Government Procurement Services (GPS) informed suppliers last week that CITHS will now run for its maximum permissible period of four years, until 28 February 2014, amid concerns that ITHS has failed to get off the ground.
Ahead of its launch last July, GPS estimated that the 12-Lot ITHS framework – which is designed to save the taxpayer money by increasing public sector purchasing power on a modest number of pre-set PC, laptop, tablet, server and other hardware specifications – would be worth £4bn over two years.
But according to sources, just £8m of business has been conducted through ITHS since it was launched last July.
In that time period, CRN understands that £380m of business went through CITHS, which, while often working out dearer, offers public sector clients more flexibility.

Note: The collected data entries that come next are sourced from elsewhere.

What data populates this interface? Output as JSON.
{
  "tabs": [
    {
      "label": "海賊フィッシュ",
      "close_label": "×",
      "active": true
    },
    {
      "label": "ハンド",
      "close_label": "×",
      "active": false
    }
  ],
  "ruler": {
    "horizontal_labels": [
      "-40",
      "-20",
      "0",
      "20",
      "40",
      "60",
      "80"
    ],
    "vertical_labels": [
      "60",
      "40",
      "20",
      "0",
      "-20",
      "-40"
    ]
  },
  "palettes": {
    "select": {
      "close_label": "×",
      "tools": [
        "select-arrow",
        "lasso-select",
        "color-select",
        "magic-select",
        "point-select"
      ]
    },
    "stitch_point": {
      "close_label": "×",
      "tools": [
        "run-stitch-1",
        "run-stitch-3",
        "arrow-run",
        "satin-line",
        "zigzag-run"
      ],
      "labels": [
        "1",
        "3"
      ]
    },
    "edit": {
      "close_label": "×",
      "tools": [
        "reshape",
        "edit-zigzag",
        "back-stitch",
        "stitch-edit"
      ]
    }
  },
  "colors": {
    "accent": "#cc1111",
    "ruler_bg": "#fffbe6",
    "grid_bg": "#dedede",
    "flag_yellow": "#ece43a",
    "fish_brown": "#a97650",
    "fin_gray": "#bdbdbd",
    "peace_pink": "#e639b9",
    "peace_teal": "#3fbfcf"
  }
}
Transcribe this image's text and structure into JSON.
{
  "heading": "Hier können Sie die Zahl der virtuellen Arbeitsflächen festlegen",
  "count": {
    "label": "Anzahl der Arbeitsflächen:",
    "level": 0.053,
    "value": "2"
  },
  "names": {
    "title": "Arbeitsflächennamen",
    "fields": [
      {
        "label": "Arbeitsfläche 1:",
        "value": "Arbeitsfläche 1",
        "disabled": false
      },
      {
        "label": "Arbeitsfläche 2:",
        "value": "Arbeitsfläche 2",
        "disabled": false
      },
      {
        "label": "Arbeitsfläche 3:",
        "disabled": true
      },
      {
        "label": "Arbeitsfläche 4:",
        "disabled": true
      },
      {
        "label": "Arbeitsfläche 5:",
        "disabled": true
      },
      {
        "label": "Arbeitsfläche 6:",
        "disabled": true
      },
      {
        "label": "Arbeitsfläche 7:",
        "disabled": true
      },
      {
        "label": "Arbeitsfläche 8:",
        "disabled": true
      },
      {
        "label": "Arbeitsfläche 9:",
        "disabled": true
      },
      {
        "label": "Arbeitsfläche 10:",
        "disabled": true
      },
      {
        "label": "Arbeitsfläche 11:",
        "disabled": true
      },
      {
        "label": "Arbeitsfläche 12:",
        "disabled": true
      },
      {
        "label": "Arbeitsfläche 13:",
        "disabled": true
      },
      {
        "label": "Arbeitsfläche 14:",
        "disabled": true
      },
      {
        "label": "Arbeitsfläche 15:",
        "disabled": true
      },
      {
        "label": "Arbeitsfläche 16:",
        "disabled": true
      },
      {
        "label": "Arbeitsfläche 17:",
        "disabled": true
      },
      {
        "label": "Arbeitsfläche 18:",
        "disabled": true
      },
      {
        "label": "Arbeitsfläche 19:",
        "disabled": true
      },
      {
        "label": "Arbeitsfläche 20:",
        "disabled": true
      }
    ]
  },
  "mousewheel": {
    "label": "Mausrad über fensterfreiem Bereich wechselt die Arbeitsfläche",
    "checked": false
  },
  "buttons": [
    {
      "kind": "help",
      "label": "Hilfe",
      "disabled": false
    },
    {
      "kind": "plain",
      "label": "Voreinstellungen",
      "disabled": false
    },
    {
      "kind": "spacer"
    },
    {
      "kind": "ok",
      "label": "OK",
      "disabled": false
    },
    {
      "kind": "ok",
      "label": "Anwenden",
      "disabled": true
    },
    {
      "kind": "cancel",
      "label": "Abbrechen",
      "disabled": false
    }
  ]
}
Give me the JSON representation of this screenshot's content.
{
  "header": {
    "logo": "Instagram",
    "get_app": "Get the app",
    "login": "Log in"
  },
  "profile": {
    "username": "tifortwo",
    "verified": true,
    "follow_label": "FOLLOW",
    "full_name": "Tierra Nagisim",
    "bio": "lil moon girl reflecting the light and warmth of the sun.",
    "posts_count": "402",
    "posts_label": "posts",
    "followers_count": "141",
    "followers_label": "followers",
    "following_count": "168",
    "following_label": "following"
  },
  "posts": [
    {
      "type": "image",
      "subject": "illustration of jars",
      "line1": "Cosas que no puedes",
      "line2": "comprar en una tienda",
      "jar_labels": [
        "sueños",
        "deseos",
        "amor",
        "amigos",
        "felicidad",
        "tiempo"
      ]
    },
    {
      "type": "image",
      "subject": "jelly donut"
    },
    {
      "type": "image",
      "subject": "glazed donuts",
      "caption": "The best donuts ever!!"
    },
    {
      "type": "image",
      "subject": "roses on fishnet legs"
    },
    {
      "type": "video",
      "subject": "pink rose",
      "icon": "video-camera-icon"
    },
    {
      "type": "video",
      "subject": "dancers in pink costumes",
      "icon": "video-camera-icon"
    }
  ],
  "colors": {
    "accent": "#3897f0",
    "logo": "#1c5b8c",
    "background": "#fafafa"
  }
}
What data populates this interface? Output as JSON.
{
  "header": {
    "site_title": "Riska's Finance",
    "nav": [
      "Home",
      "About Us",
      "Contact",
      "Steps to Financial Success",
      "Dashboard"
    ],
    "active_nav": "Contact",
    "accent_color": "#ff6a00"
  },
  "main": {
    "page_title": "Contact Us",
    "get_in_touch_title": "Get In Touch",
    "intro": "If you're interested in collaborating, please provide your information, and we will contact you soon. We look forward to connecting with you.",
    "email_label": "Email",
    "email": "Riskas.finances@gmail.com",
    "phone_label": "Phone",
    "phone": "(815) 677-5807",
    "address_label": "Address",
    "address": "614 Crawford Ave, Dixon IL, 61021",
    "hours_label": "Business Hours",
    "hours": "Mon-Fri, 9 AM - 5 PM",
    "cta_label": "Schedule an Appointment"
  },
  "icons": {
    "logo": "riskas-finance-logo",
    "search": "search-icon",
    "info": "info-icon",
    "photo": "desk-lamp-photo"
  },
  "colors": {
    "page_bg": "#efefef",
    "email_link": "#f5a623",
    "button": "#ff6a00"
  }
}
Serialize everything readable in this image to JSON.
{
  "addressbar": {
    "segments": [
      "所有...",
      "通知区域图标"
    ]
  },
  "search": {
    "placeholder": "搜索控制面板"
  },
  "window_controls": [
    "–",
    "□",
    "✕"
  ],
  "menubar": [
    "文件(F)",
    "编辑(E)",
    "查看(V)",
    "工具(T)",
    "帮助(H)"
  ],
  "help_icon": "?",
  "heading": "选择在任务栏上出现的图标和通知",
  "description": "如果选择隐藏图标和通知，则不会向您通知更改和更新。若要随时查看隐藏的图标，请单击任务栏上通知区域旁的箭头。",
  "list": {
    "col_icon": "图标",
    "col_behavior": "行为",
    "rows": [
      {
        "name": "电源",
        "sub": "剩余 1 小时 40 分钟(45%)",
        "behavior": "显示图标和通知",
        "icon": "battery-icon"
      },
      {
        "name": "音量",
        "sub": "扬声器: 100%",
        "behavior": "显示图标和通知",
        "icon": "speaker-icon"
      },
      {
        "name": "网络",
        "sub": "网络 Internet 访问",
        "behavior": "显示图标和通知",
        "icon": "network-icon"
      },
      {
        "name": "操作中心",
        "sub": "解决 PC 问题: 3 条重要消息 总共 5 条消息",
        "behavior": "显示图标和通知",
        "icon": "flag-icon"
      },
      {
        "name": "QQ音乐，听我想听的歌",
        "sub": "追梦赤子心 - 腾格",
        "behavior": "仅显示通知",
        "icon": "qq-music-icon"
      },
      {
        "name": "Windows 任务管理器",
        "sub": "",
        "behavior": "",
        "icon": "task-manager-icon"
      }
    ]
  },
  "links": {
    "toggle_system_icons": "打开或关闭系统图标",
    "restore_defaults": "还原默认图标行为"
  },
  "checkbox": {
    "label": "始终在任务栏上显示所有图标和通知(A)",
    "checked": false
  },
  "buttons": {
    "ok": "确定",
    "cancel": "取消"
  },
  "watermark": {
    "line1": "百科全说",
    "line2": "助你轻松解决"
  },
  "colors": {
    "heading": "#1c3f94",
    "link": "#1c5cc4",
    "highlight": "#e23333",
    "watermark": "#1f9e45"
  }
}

GPS is known to have begun consulting on a new framework set to go live early next year that could supersede both CITHS and ITHS, the latter of which will expire in June 2014 with an option to extend for two years.
But Keegan said: "I would question the reasons why they need another one. We had CITHS, then they got us to bid for ITHS. If they come out with another great new idea, the industry might get bored with it.
"The government has a responsibility not to waste the industry's money by getting [suppliers] to bid for frameworks they do not subsequently use. They must be sure that any successor framework is adding value as they are very expensive to bid for."
ITHS was designed to rationalise the assortment of products public sector bodies purchase, an idea Keegan admitted had not altogether worked. But he called on GPS to do more to promote ITHS rather than abandoning it.
"ITHS is good for optimising prices but there is still work buyers might want to do to optimise their platform after they have chosen it – and CITHS gives them the ability to do that. If they buy off CITHS, they can have a further competition.
"They have an awareness problem [with ITHS] and it is their responsibility – along with ours – to promote it to their buyers," he said.
Fujitsu features on eight of the 12 Lots of ITHS and two of the three Lots of CITHS.